Сперва Олмейер безуспешно водил глазами за пальцем Али. И вдруг поймал взглядом ярко-желтый треугольник на фоне красноватых скал Танджонг-Мирра. Это был парус, попавший в полосу света и ярко выделявшийся на фоне красноватого мыса. Солнечный треугольник медленно перемещался от скалы к скале, пока окончательно не миновал землю и не замелькал ослепительной вспышкой в открытом море. Затем судно свернуло южнее, вошло в тень, и прау тут же пропало из виду, растворившись в тени скалистого мыса, сурово и молчаливо взиравшего на опустевшее море.
Олмейер не шевельнулся. Вокруг острова шумели растревоженные волны. Белые барашки налетали на берег с шумом, легкостью и весельем юности и тут же умирали – безропотно и красиво – белой пеной на желтом песке. По небу быстро, будто стремясь кого-то обогнать, бежали белые облака. Али встревожился.
– Хозяин, – робко позвал он. – Время ехать домой. Дорога долгая. Все готово, сэр.

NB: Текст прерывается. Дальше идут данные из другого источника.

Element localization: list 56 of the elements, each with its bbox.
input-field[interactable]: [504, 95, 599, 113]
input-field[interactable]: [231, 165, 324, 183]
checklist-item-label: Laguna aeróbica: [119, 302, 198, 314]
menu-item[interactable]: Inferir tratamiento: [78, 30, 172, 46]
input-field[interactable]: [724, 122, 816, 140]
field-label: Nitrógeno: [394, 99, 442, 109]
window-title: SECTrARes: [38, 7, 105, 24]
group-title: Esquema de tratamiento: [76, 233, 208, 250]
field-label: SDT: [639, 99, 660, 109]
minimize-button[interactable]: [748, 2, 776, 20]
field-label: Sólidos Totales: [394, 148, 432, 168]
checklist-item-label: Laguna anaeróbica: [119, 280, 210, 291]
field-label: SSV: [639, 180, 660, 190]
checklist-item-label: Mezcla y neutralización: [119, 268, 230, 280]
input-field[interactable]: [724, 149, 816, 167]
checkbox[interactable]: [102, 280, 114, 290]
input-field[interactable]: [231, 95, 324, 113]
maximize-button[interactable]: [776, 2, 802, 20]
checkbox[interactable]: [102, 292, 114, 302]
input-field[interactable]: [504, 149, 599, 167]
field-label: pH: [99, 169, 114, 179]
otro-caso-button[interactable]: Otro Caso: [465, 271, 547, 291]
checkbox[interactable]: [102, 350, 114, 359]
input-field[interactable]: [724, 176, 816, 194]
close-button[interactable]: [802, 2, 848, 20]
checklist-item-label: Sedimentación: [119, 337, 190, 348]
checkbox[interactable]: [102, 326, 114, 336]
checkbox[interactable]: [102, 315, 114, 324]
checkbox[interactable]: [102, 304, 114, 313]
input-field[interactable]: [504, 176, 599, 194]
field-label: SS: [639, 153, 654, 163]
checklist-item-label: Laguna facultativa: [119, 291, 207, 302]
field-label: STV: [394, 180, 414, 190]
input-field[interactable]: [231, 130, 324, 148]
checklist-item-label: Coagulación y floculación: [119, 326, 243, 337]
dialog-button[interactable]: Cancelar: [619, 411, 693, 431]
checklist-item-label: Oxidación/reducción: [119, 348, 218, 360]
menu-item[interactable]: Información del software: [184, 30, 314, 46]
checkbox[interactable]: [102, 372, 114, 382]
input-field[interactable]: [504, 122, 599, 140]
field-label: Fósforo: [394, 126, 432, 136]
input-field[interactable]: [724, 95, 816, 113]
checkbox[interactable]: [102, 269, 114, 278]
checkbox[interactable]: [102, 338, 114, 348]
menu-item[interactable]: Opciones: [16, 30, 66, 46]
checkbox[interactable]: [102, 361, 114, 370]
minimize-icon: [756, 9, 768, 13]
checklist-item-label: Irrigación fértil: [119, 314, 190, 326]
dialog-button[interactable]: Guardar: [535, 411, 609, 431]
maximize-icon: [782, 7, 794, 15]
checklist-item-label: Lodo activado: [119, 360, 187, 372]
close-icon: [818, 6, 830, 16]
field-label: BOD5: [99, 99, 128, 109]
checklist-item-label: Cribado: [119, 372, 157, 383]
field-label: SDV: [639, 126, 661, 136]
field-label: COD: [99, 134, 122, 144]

– Погоди, – прошептал Олмейер.
Теперь, когда Нина уехала, главной его задачей стало забыть дочь. Почему-то казалось, что делать это надо последовательно и в определенном порядке. К великой тревоге Али, Олмейер плюхнулся на четвереньки и пополз по песку, тщательно стирая ладонью следы дочери. Он засыпáл их аккуратными горками песка, оставляя за собой ряд миниатюрных могилок, тянувшийся до самой воды. Похоронив последний отпечаток шлепанцев Нины, он выпрямился, посмотрел туда, где в последний раз мелькал парус, и попытался еще раз выкрикнуть свое незыблемое решение никогда ее не прощать, но встревоженно следивший за ним Али увидел только, как шевельнулись губы хозяина, и не услышал ни звука. Олмейер еще и ногой топнул: он решительный человек, он тверд как скала – пусть уплывает. Не было у него дочери. Он забудет. Уже начал забывать…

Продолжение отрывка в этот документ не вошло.